GUNUNGKIDUL, DIY || WARTA-JOGJA.COM – Sulitnya medan menjadi penyebab terhambatnya proses penggantian motor pompa 75 kW di Intake Sungai Bawah Tanah Bribin. Paska kendala ini membuat pelanggan PDAM Tirta Handayani belum bisa mendapatkan suplai air bersih.
Disampaikan oleh Direktur PDAM Tirta Handayani, Toto Sugiharta, S.TP, kami sudah berupaya melakukan perbaikan bersama tenaga ahli eksternal PDAM Tirta Handayani harus membawa motor pompa seberat 500 kg sejauh 300 meter melewati lorong goa yang sempit terhambat jalan berlumpur dan hambatan stalaktit.
“Kami menghadapi rintangan berat, mulai dari medan yang sempit, licin, hingga kondisi goa yang menantang. Ini memperlambat proses pemindahan pompa,” ujar Toto Sugiharta.
Proses perjalanan tim dimulai pukul 09.00 WIB. Estimasi awal menyebutkan tim membutuhkan waktu sekitar tiga jam untuk mencapai lokasi pompa dengan metode gotong bergantian.
“Namun, hingga sore hari, tim baru menempuh kurang dari separuh perjalanan akibat berbagai hambatan di lapangan, selain faktor teknis, cuaca menjadi tantangan lain. Hujan yang turun di sekitar kawasan Bribin berpotensi memperburuk kondisi di dalam goa, sehingga tim harus bekerja dengan ekstra hati-hati,” terangnya, Jum’at (28/02/2025).

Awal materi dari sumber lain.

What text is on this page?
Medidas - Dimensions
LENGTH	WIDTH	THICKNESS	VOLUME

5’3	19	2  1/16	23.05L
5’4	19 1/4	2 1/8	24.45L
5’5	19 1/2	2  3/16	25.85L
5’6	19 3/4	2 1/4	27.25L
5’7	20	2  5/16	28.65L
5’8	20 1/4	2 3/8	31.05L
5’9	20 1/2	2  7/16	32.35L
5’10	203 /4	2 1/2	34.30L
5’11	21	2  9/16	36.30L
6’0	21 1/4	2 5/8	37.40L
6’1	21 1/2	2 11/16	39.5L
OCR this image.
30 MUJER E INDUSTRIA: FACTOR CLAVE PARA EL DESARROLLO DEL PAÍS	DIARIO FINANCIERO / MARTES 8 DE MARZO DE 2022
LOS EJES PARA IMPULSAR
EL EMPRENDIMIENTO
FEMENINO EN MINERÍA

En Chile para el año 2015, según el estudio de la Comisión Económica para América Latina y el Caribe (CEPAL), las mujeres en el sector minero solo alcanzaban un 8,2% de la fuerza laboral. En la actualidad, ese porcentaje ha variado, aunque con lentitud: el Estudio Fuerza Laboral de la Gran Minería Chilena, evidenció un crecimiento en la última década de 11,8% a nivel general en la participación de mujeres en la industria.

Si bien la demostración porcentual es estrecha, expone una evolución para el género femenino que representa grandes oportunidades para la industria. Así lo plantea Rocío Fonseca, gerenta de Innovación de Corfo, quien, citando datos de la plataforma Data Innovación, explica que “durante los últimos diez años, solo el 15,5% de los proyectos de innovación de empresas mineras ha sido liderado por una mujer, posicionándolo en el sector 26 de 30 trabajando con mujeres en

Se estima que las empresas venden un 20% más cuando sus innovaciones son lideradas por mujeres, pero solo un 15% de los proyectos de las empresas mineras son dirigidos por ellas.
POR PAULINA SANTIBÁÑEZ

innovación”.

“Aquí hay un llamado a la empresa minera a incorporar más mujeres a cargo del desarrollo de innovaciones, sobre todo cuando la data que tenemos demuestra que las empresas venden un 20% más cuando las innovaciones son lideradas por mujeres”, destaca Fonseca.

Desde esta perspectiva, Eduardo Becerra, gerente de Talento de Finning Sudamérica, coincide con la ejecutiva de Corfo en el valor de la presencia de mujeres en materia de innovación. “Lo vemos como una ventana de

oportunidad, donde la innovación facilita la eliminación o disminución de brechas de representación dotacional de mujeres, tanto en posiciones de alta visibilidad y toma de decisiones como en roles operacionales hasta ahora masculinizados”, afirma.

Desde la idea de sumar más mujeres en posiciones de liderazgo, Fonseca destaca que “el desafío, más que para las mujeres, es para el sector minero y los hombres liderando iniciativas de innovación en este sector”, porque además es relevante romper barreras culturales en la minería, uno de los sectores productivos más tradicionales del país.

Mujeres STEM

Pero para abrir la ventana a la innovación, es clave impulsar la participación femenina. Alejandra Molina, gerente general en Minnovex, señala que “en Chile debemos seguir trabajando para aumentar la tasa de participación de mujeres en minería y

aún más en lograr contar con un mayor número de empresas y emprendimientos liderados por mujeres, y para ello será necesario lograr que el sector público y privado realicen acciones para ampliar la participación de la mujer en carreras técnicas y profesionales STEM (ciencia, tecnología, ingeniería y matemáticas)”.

Dengan adanya kendala teknis ini dirinya menyampaikan permohonan maaf kepada pelanggan atas ketidaknyamanan yang terjadi dan mengucapkan terima kasih atas pengertian serta dukungan pelanggan,
“Mohon do’anya semoga tim kami bisa mempercepat proses penggantian pompa demi kelancaran suplai air bersih bagi masyarakat Gunungkidul, informasi perkembangan lebih lanjut akan segara diinformasikan,” imbuhnya.